Joe Louis (The Brown Bomber) – Ray Charles
Louis and Charles got into their respective arts because of perceived disability: Louis had a terrible stutter and Charles was blind. However, what made them vulnerable only served to make them unforgettable. Both showed talent at a very young age, reigned supreme in their arenas for approximately the same amount of time, and both had drug habits—Louis, cocaine and Charles, heroin. But perhaps their most important commonality and contribution is that each broke the racial barrier by allowing a segregated America to embrace an African-American hero: Louis by defeating German boxer (and Nazi-sympathizer) Max Schmelling in 1938 and Ray Charles by bringing gospel music into a secular setting, in a way they had never been before.
Sugar Ray Leonard – Smokey Robinson
Real talent starts early. By the time he was 19, Leonard won 3 national Golden Gloves titles and gold at the 1976 Montreal Olympics. At 17, Robinson was writing hit songs like “Shop Around” with Motown’s Barry Gordy Jr.
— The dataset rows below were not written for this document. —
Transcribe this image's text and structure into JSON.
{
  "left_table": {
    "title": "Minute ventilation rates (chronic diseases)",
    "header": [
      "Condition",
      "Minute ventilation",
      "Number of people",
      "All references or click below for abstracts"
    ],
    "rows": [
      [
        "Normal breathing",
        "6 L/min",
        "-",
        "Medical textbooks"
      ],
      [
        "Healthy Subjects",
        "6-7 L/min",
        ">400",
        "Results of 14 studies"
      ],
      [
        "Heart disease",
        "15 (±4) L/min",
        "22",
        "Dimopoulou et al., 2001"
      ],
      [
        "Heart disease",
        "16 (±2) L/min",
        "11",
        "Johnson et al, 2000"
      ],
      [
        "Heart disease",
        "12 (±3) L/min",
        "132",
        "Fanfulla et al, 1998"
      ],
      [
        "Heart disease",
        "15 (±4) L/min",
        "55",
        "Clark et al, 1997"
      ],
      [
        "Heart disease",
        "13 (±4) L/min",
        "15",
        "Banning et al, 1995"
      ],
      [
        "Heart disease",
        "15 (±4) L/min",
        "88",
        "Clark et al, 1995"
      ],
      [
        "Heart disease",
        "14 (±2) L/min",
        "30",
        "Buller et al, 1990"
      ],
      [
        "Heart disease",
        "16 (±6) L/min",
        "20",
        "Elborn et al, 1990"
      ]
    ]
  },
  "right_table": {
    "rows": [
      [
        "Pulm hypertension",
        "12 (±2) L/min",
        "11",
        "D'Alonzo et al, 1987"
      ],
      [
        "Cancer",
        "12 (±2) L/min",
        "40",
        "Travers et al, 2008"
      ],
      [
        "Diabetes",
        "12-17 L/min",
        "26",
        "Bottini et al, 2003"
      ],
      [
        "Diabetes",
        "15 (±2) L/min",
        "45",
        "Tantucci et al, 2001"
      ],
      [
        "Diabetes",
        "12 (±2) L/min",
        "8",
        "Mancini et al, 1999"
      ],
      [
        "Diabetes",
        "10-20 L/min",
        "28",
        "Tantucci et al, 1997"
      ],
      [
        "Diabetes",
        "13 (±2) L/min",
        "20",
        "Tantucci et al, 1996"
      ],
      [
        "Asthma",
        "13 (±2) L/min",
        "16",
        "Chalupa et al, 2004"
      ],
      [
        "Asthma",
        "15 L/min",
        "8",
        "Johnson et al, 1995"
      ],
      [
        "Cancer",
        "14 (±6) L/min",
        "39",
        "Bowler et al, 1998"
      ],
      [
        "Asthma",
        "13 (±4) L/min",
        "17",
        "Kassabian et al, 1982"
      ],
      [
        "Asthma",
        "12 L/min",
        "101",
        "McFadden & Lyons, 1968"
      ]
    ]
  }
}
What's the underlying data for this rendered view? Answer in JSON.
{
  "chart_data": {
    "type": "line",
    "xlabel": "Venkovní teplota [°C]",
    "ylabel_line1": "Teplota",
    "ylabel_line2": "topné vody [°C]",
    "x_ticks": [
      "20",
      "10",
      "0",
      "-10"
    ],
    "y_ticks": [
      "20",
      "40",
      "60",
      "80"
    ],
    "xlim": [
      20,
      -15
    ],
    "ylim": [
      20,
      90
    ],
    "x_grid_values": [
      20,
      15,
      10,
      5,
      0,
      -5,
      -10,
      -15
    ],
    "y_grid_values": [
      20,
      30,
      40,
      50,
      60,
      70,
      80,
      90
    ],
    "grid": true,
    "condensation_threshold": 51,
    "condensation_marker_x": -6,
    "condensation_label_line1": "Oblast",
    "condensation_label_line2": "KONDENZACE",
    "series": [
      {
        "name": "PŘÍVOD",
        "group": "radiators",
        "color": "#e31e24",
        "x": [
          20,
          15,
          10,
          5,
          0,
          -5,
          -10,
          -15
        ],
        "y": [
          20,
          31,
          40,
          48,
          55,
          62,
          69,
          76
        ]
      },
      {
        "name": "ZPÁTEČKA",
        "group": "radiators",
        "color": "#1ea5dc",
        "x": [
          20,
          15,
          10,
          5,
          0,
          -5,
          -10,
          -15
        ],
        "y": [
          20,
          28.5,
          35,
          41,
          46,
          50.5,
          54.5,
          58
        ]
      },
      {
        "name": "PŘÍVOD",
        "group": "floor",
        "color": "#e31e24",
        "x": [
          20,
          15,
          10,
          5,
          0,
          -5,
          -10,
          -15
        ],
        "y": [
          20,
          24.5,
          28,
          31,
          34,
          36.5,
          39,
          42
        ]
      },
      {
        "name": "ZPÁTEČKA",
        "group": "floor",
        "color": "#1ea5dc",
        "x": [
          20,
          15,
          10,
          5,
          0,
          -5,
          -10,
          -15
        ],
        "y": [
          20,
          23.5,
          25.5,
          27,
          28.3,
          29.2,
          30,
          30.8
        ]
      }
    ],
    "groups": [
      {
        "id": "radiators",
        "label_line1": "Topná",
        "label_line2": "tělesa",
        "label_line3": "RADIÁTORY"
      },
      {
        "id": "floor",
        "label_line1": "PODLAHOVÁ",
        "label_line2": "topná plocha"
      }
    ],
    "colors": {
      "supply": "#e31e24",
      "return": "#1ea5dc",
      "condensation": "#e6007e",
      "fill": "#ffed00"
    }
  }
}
Two years later, he was vice-president at Motown. They both possess smooth good looks, which they retain to this day, and they both bring a certain silky gentlemanly feel to the table and even out the rough edges of their respective arts. Each one has enjoyed long careers and remains popular in this fickle media world.
Not to mention the fact that Sugar Ray was named after Ray Charles, but adopted the nickname Sugar Ray after boxing legend Sugar Ray Robinson, and Ray Charles was born Ray Charles Robinson but just used Ray Charles to avoid confusion with Sugar Ray Robinson. And the links just keep on coming!